Серая сигарета покоилась в ложбинке пепельницы, прогорев до фильтра, она не рассыпалась и выглядела как настоящая. Дальтоник точно бы не отличил. Ткнуть в нее пальцем? развеять одну из иллюзий дальтоника, на глазах обратив сигарету в прах?
– Знаешь, о чем я подумал? – Матвей, подавшись вперед, похлопал меня по руке, словно удостоверяясь, что я на месте.
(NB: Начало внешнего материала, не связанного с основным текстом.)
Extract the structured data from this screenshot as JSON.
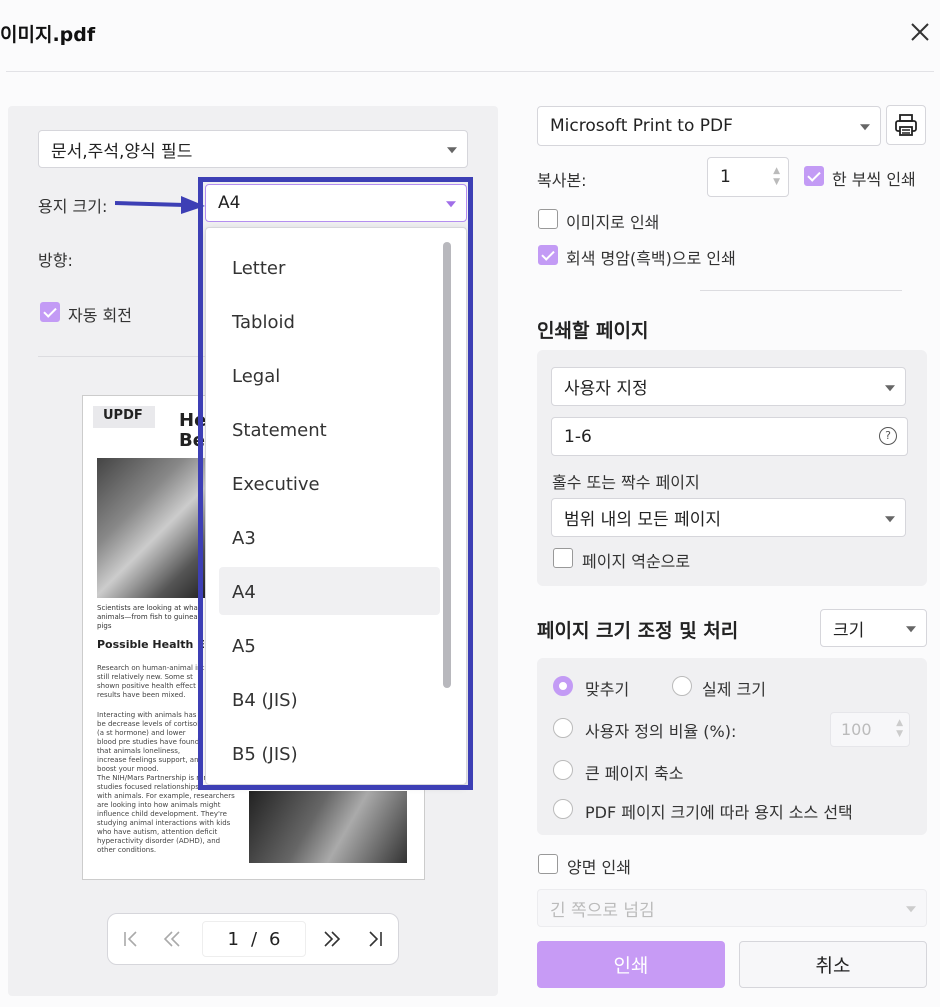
{
  "window": {
    "title": "이미지.pdf"
  },
  "left": {
    "content_select": "문서,주석,양식 필드",
    "paper_size_label": "용지 크기:",
    "paper_size_value": "A4",
    "orientation_label": "방향:",
    "auto_rotate_label": "자동 회전",
    "paper_sizes": [
      "Letter",
      "Tabloid",
      "Legal",
      "Statement",
      "Executive",
      "A3",
      "A4",
      "A5",
      "B4 (JIS)",
      "B5 (JIS)"
    ],
    "selected_paper": "A4",
    "preview": {
      "logo": "UPDF",
      "title_a": "Health",
      "title_b": "Be",
      "intro": "Scientists are looking at what animals—from fish to guinea pigs",
      "heading": "Possible Health Effe",
      "p1": "Research on human-animal int still relatively new. Some st shown positive health effect results have been mixed.",
      "p2": "Interacting with animals has be decrease levels of cortisol (a st hormone) and lower blood pre studies have found that animals loneliness, increase feelings support, and boost your mood.",
      "p3": "The NIH/Mars Partnership is range of studies focused relationships we have with animals. For example, researchers are looking into how animals might influence child development. They're studying animal interactions with kids who have autism, attention deficit hyperactivity disorder (ADHD), and other conditions."
    },
    "pager": {
      "current": "1",
      "sep": "/",
      "total": "6"
    }
  },
  "right": {
    "printer": "Microsoft Print to PDF",
    "copies_label": "복사본:",
    "copies_value": "1",
    "collate_label": "한 부씩 인쇄",
    "print_as_image_label": "이미지로 인쇄",
    "grayscale_label": "회색 명암(흑백)으로 인쇄",
    "pages_heading": "인쇄할 페이지",
    "page_range_select": "사용자 지정",
    "page_range_value": "1-6",
    "odd_even_label": "홀수 또는 짝수 페이지",
    "odd_even_select": "범위 내의 모든 페이지",
    "reverse_label": "페이지 역순으로",
    "sizing_heading": "페이지 크기 조정 및 처리",
    "sizing_select": "크기",
    "fit_label": "맞추기",
    "actual_size_label": "실제 크기",
    "custom_scale_label": "사용자 정의 비율 (%):",
    "custom_scale_value": "100",
    "shrink_label": "큰 페이지 축소",
    "pdf_source_label": "PDF 페이지 크기에 따라 용지 소스 선택",
    "duplex_label": "양면 인쇄",
    "flip_select": "긴 쪽으로 넘김",
    "print_button": "인쇄",
    "cancel_button": "취소"
  },
  "colors": {
    "accent": "#c39bf5",
    "highlight": "#3d3fb5"
  }
}
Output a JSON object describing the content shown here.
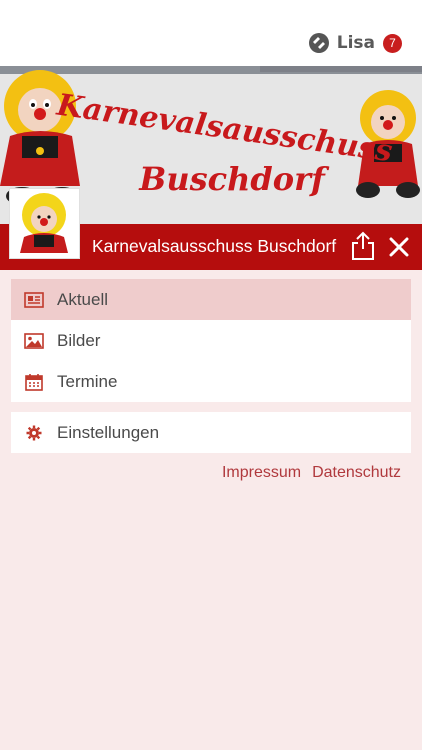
{
  "user": {
    "name": "Lisa",
    "badge_count": "7"
  },
  "banner": {
    "line1": "Karnevalsausschuss",
    "line2": "Buschdorf"
  },
  "header": {
    "club_name": "Karnevalsausschuss Buschdorf"
  },
  "menu": {
    "items": [
      {
        "label": "Aktuell",
        "icon": "newspaper-icon",
        "active": true
      },
      {
        "label": "Bilder",
        "icon": "image-icon",
        "active": false
      },
      {
        "label": "Termine",
        "icon": "calendar-icon",
        "active": false
      }
    ],
    "settings": {
      "label": "Einstellungen",
      "icon": "gear-icon"
    }
  },
  "footer": {
    "impressum": "Impressum",
    "datenschutz": "Datenschutz"
  },
  "colors": {
    "accent": "#b50d0d",
    "background": "#f9eaea",
    "active_item": "#efcccc",
    "link": "#b0393d"
  }
}
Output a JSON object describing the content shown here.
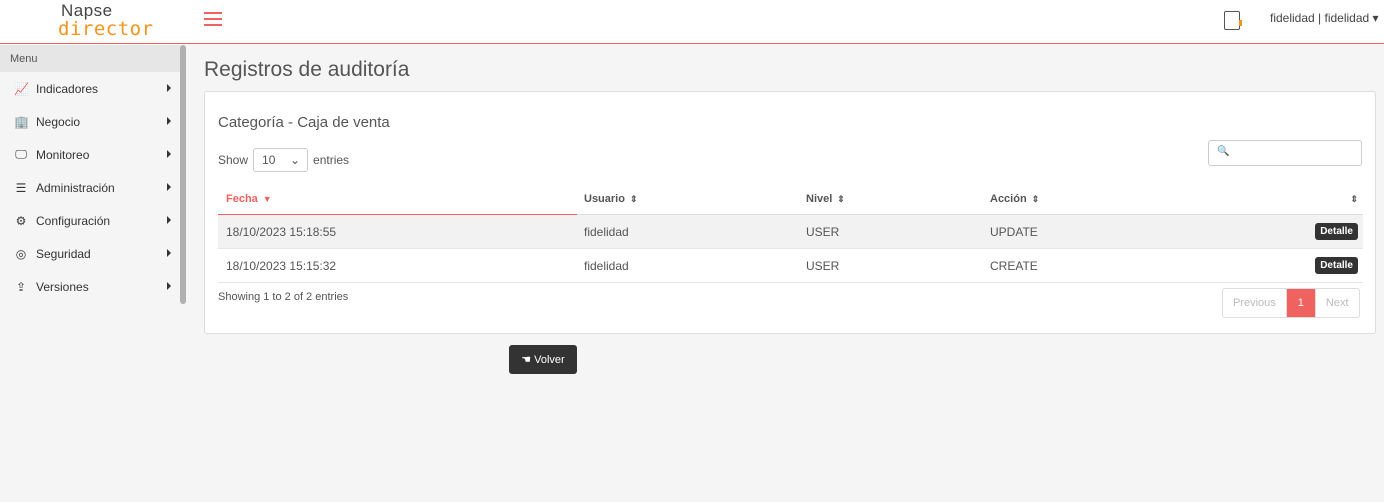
{
  "header": {
    "logo_line1": "Napse",
    "logo_line2": "director",
    "user_menu": "fidelidad | fidelidad ▾",
    "accent_color": "#f0625f",
    "brand_orange": "#f7941d"
  },
  "sidebar": {
    "menu_label": "Menu",
    "items": [
      {
        "label": "Indicadores",
        "icon": "chart-line-icon",
        "glyph": "📈"
      },
      {
        "label": "Negocio",
        "icon": "building-icon",
        "glyph": "🏢"
      },
      {
        "label": "Monitoreo",
        "icon": "monitor-icon",
        "glyph": "🖵"
      },
      {
        "label": "Administración",
        "icon": "list-icon",
        "glyph": "☰"
      },
      {
        "label": "Configuración",
        "icon": "gears-icon",
        "glyph": "⚙"
      },
      {
        "label": "Seguridad",
        "icon": "fingerprint-icon",
        "glyph": "◎"
      },
      {
        "label": "Versiones",
        "icon": "upload-icon",
        "glyph": "⇪"
      }
    ]
  },
  "page": {
    "title": "Registros de auditoría"
  },
  "card": {
    "title": "Categoría - Caja de venta",
    "length_prefix": "Show",
    "length_value": "10",
    "length_suffix": "entries",
    "search_placeholder": "🔍",
    "columns": [
      "Fecha",
      "Usuario",
      "Nivel",
      "Acción",
      ""
    ],
    "sort_column": "Fecha",
    "rows": [
      {
        "fecha": "18/10/2023 15:18:55",
        "usuario": "fidelidad",
        "nivel": "USER",
        "accion": "UPDATE",
        "button": "Detalle"
      },
      {
        "fecha": "18/10/2023 15:15:32",
        "usuario": "fidelidad",
        "nivel": "USER",
        "accion": "CREATE",
        "button": "Detalle"
      }
    ],
    "info": "Showing 1 to 2 of 2 entries",
    "pagination": {
      "previous": "Previous",
      "current": "1",
      "next": "Next"
    }
  },
  "actions": {
    "back_label": "Volver"
  }
}
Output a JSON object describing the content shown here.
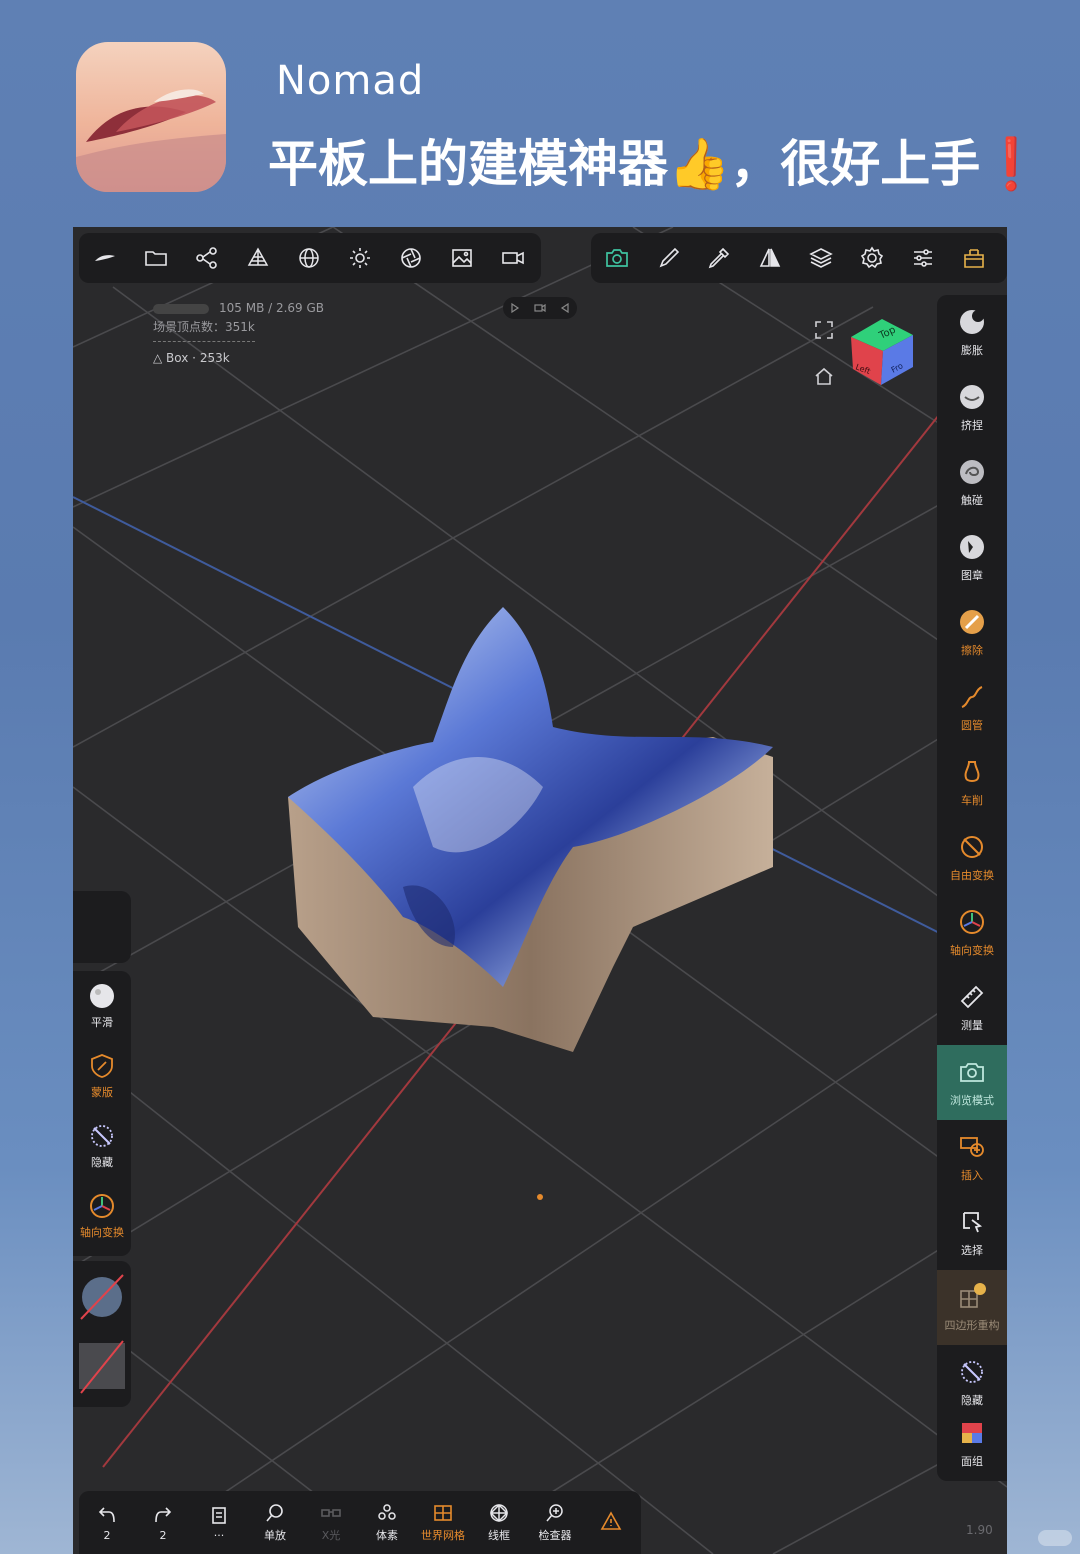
{
  "header": {
    "app_name": "Nomad",
    "headline": "平板上的建模神器👍，很好上手",
    "exclaim": "❗"
  },
  "top_toolbar": {
    "left_icons": [
      "nomad-logo-icon",
      "folder-icon",
      "share-nodes-icon",
      "mesh-pyramid-icon",
      "sphere-wire-icon",
      "sun-icon",
      "aperture-icon",
      "image-icon",
      "video-camera-icon"
    ],
    "right_icons": [
      "camera-icon",
      "brush-icon",
      "dropper-icon",
      "symmetry-icon",
      "layers-icon",
      "gear-icon",
      "sliders-icon",
      "shop-icon"
    ]
  },
  "stats": {
    "memory": "105 MB / 2.69 GB",
    "vertex_count": "场景顶点数：351k",
    "selected_object": "Box",
    "selected_vertices": "253k"
  },
  "gizmo": {
    "top": "Top",
    "left": "Left",
    "front": "Fro"
  },
  "right_toolbar": [
    {
      "label": "膨胀",
      "icon": "inflate-sphere-icon",
      "highlight": "none"
    },
    {
      "label": "挤捏",
      "icon": "pinch-sphere-icon",
      "highlight": "none"
    },
    {
      "label": "触碰",
      "icon": "smudge-sphere-icon",
      "highlight": "none"
    },
    {
      "label": "图章",
      "icon": "stamp-sphere-icon",
      "highlight": "none"
    },
    {
      "label": "擦除",
      "icon": "erase-icon",
      "highlight": "orange"
    },
    {
      "label": "圆管",
      "icon": "tube-icon",
      "highlight": "orange"
    },
    {
      "label": "车削",
      "icon": "lathe-icon",
      "highlight": "orange"
    },
    {
      "label": "自由变换",
      "icon": "free-transform-icon",
      "highlight": "orange"
    },
    {
      "label": "轴向变换",
      "icon": "gizmo-axis-icon",
      "highlight": "orange"
    },
    {
      "label": "测量",
      "icon": "ruler-icon",
      "highlight": "none"
    },
    {
      "label": "浏览模式",
      "icon": "camera-view-icon",
      "highlight": "active"
    },
    {
      "label": "插入",
      "icon": "insert-icon",
      "highlight": "orange"
    },
    {
      "label": "选择",
      "icon": "select-icon",
      "highlight": "none"
    },
    {
      "label": "四边形重构",
      "icon": "quad-remesh-icon",
      "highlight": "shop"
    },
    {
      "label": "隐藏",
      "icon": "hide-icon",
      "highlight": "none"
    },
    {
      "label": "面组",
      "icon": "face-group-icon",
      "highlight": "none"
    }
  ],
  "left_toolbar": [
    {
      "label": "平滑",
      "icon": "smooth-sphere-icon",
      "highlight": "none"
    },
    {
      "label": "蒙版",
      "icon": "mask-shield-icon",
      "highlight": "orange"
    },
    {
      "label": "隐藏",
      "icon": "hide-icon",
      "highlight": "none"
    },
    {
      "label": "轴向变换",
      "icon": "gizmo-axis-icon",
      "highlight": "orange"
    }
  ],
  "bottom_toolbar": [
    {
      "label": "2",
      "icon": "undo-icon",
      "state": "normal"
    },
    {
      "label": "2",
      "icon": "redo-icon",
      "state": "normal"
    },
    {
      "label": "···",
      "icon": "history-list-icon",
      "state": "normal"
    },
    {
      "label": "单放",
      "icon": "search-icon",
      "state": "normal"
    },
    {
      "label": "X光",
      "icon": "xray-glasses-icon",
      "state": "dim"
    },
    {
      "label": "体素",
      "icon": "voxel-icon",
      "state": "normal"
    },
    {
      "label": "世界网格",
      "icon": "world-grid-icon",
      "state": "orange"
    },
    {
      "label": "线框",
      "icon": "wireframe-icon",
      "state": "normal"
    },
    {
      "label": "检查器",
      "icon": "inspector-icon",
      "state": "normal"
    },
    {
      "label": "",
      "icon": "warning-icon",
      "state": "orange"
    }
  ],
  "fps": "1.90",
  "colors": {
    "accent_orange": "#e58a2c",
    "active_green": "#2f6d5e",
    "toolbar_bg": "#1c1c1e",
    "viewport_bg": "#2a2a2c"
  }
}
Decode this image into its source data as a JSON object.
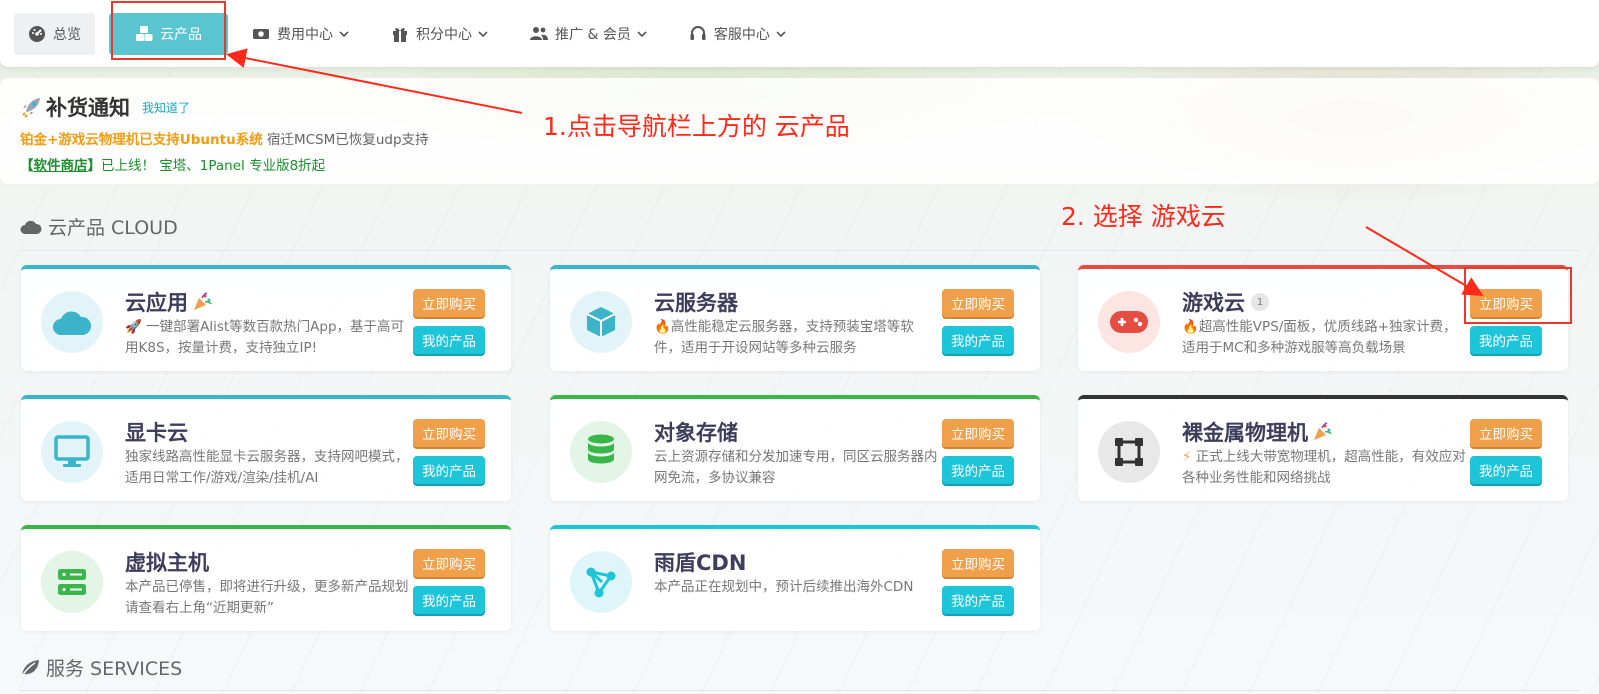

Господи, мне неинтересно, о чем ты думаешь! о чем я думаю! Здесь все понятно. Когда ты, наконец, остановишь мыслительный процесс? Пора закрывать балаган, – мог бы сказать в ответ, но смолчал, наклоняясь к столу, упираясь в столешницу локтями. Может, сказать?
– А знаешь, о чем я подумал?
– Не перебивай, это важно, – отмахнулся Матвей. – Жена была ему верна. Она обязана быть невинна, иначе вместо трагедии мы получим чернуху.
Чтобы размышлять, Раевскому нужен слушатель, и потому он размышляет вслух. Тут ничего не исправить. Гений возможен как понимание чужих слабостей либо должен клеймить их словом и делом.
Похрустев морковкой, ослик безвольно кивнул.
– Он не ее, он себя зарубил! – протрубил Матвей.
Кивнул я, уже кивнул. Ему в ад, ей в рай. Впрочем, это не из древнегреческой трагедии.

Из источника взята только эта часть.